Even though his disability exempts him from income- and property taxes on his Teaneck home, $3,500 a month doesn’t go far in Bergen County, and he knows that other vets have trouble paying their bills, especially if they have large families.
“You are going to need help,” he said. “It hurts me inside because I know what they’re going through. No veteran should have to go through that.”
Cucuta’s all-volunteer group distributes food to pantries and directly to residents after obtaining it from Table to Table, a nonprofit that collects prepared and perishable food that would otherwise be thrown away by major retailers including Walmart and ShopRite.
As demand has risen during the pandemic, Table to Table has increased its food supplies to Cucuta’s group by about sixfold. He now distributes about 33 pallets of food a week to some 3,000 families, around 10% of which are those of military vets, he said.
The partnership complements the food assistance provided by New Jersey’s major food banks and hundreds of pantries run by churches and other community groups to feed food-insecure people, whose numbers have surged during the pandemic.
Expecting demand to rise again
For Cucuta’s group, demand slowed to about 8,000 families in August from about 12,000, he said. But he expects the amount of food distributed to rise again in September to 15% above July’s level because the delta variant is “creeping up,” extra jobless benefits are ending, and kids are going back to school.
He fears another spike in January when a state ban on evictions for nonpayment of rent during the pandemic is due to end. That’s expected to put more pressure on people’s budgets, forcing some to turn to food-assistance groups for help.

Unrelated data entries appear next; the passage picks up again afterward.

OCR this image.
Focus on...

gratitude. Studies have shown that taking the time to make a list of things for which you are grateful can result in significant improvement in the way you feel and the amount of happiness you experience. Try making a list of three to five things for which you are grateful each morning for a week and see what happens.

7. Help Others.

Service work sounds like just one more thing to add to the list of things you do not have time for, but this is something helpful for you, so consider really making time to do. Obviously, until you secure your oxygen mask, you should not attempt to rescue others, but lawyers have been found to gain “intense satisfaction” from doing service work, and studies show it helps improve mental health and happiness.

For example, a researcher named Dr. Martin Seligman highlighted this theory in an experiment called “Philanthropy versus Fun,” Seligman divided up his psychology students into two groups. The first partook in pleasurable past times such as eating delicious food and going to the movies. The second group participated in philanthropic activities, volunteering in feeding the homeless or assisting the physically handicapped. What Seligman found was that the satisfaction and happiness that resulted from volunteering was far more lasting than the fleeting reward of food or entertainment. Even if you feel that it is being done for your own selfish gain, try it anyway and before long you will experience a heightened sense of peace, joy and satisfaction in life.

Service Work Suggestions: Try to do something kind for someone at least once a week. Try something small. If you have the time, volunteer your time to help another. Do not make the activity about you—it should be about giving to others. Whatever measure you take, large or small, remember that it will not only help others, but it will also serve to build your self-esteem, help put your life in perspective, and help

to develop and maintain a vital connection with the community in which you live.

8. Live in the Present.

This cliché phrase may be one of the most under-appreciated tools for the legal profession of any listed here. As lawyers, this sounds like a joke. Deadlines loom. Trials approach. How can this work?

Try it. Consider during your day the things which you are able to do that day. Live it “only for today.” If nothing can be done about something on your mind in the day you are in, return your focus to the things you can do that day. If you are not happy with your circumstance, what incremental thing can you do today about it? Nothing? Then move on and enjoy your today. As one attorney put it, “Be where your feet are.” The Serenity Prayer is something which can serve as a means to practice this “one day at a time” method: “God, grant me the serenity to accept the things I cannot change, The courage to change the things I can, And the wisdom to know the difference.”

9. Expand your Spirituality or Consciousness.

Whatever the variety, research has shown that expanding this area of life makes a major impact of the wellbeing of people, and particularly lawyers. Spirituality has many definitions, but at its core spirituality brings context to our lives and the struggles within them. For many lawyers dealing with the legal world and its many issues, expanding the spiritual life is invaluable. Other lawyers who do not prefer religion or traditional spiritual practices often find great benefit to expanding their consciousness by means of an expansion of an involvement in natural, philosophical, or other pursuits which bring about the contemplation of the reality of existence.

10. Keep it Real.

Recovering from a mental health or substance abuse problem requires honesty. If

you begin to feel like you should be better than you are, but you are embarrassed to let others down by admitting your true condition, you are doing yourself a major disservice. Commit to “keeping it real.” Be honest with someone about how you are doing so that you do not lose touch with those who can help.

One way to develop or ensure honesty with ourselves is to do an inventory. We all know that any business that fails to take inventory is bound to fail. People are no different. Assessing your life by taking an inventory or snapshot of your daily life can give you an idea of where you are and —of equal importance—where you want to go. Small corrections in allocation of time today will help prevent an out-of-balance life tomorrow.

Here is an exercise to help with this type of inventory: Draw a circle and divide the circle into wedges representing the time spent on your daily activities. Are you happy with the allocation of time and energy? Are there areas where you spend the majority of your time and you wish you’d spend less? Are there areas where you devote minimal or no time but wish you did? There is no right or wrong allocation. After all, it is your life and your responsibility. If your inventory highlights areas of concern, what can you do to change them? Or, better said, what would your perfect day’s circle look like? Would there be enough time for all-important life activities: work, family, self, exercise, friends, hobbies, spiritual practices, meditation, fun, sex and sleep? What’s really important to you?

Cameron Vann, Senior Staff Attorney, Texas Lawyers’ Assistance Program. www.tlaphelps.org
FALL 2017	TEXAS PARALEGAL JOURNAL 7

For Charmaine Jones, a Navy veteran who lives in Lodi, Bergen County, food packages from Cucuta’s group and other donors are a big help in feeding her two children, ages 11 and 12. “I can use any extra help I can get because food is an expense with growing children,” she said.
Jones, 47, a single parent, picks up two food bags a month from the Great Falls Rotary Foundation Military Assistance Pantry, which she helped to start in 2018. She said the number of vets getting help with food from the pantry has risen to about 80 from about 10 when it opened.
She said vets often have a range of problems that lead them to seek food assistance, including disabilities, PTSD, unemployment, or even homelessness. “They are having a difficult time, so whatever help they can get, they are taking advantage,” she said.
Cucuta, 62, is hoping the publicity from his Points of Light award will help him raise money to buy a farm somewhere in northern or western New Jersey where he can grow organic food, use it to feed the hungry, and teach young people how to grow their own food.
For now, he recognizes his work is helping vets and others who are struggling to put food on the table.
“I can touch these families and these young people and veterans and seniors on a fixed income,” he said. “They have worked all their lives, and they are still struggling. Let’s help them out.”